Horse.

{ 06.09.04, 4:35 p.m. }

◊ When I was about 12, I walked into the backyard and there was a horse tied to the tree out back.

My mom said something about seeing a horse trailer and asking the owner if he wanted to keep the horse in our yard because the weather was so hot, but all I knew was that there was a real, full-size Quarter Horse in our yard. It was beautiful.

Like most young girls I loved horses, but my dealings with them included handling real horses, not just purple plastic ones with glitter hooves and brushable hair. I dug a plastic brush out of the laundry nook and went out back. I sidled up next to the horse, watching his feet to see if he felt like kicking. I talked steadily so he would know where I was, since I was a small kid and this was a tall horse: 15 hands at the shoulder, easily, and definitely tall enough not to see me.

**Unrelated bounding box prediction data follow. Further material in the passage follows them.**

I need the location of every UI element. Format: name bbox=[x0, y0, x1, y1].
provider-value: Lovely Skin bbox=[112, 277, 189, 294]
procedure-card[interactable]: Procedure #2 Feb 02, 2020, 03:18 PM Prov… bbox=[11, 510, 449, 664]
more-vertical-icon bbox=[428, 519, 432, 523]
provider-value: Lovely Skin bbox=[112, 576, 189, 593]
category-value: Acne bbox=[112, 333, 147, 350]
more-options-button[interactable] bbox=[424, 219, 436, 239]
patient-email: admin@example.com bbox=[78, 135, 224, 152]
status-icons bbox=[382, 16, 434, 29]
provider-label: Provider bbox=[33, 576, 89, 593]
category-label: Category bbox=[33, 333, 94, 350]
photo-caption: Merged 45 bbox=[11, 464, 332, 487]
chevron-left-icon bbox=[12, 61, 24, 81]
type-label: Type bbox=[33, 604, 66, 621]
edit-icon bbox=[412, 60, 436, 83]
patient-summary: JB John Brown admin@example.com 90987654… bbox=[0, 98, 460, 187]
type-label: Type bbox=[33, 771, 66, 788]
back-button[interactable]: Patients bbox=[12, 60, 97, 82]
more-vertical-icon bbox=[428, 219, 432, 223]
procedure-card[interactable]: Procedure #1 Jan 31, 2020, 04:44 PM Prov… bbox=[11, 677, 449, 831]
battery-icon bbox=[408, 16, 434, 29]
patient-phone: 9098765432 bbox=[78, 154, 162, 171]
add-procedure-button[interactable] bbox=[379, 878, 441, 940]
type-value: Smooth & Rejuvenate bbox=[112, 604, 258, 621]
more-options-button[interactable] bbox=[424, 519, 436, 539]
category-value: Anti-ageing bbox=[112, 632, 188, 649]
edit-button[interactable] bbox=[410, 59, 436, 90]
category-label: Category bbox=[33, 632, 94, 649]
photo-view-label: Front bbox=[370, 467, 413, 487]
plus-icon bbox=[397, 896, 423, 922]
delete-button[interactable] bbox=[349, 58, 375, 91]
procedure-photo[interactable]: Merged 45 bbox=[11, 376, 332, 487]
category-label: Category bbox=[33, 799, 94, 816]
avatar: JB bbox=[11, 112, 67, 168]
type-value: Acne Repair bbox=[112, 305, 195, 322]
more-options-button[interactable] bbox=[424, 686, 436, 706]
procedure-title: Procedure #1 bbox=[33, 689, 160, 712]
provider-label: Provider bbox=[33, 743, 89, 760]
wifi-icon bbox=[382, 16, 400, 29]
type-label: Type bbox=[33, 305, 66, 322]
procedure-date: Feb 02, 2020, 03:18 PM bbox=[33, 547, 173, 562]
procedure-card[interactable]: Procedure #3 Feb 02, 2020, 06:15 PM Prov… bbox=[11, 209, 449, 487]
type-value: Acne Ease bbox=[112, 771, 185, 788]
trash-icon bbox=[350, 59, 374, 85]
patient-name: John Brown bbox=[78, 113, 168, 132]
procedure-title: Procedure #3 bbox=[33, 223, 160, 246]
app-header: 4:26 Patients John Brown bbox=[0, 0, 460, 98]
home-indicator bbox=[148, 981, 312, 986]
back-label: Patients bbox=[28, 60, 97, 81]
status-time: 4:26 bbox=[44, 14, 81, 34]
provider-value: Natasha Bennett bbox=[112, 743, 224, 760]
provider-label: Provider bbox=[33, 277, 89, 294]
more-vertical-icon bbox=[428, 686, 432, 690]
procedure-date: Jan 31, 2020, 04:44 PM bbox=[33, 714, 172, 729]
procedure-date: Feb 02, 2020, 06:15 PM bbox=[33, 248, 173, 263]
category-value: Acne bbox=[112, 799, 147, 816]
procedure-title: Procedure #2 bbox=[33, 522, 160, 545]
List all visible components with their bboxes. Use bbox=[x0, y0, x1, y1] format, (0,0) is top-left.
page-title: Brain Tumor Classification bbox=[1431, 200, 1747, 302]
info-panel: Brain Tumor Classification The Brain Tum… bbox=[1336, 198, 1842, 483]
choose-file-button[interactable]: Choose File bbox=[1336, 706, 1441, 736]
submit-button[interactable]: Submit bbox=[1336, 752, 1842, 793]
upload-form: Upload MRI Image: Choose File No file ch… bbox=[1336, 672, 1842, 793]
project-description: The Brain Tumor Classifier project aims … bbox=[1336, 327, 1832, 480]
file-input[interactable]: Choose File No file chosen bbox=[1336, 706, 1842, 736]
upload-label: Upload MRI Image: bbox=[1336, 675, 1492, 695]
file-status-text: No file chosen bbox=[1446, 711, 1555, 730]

I eased the brush onto the horse's side, running it over his flat muscles and barrel chest, brushing his coat until it glowed. I spent the next couple of hours brushing his coat, combing out his mane and tail, talking to him and sitting down with paper and pen and drawing him like the horse-crazy kid I was.

Eventually its owner came back, as he had to. He was surprised to see me brushing the horse. "That horse doesn't like kids," he said. "I'm surprised he didn't kick you."

Shy and weird as I was, I couldn't even tell him: it was a million times easier dealing with animals than other children. If the horse had felt like biting or kicking, I'd have known it. But children -- those vicious little beasts will turn on other children and rip them to shreds with the same kind of tacit coordination you see in flocks of birds or schools of fish.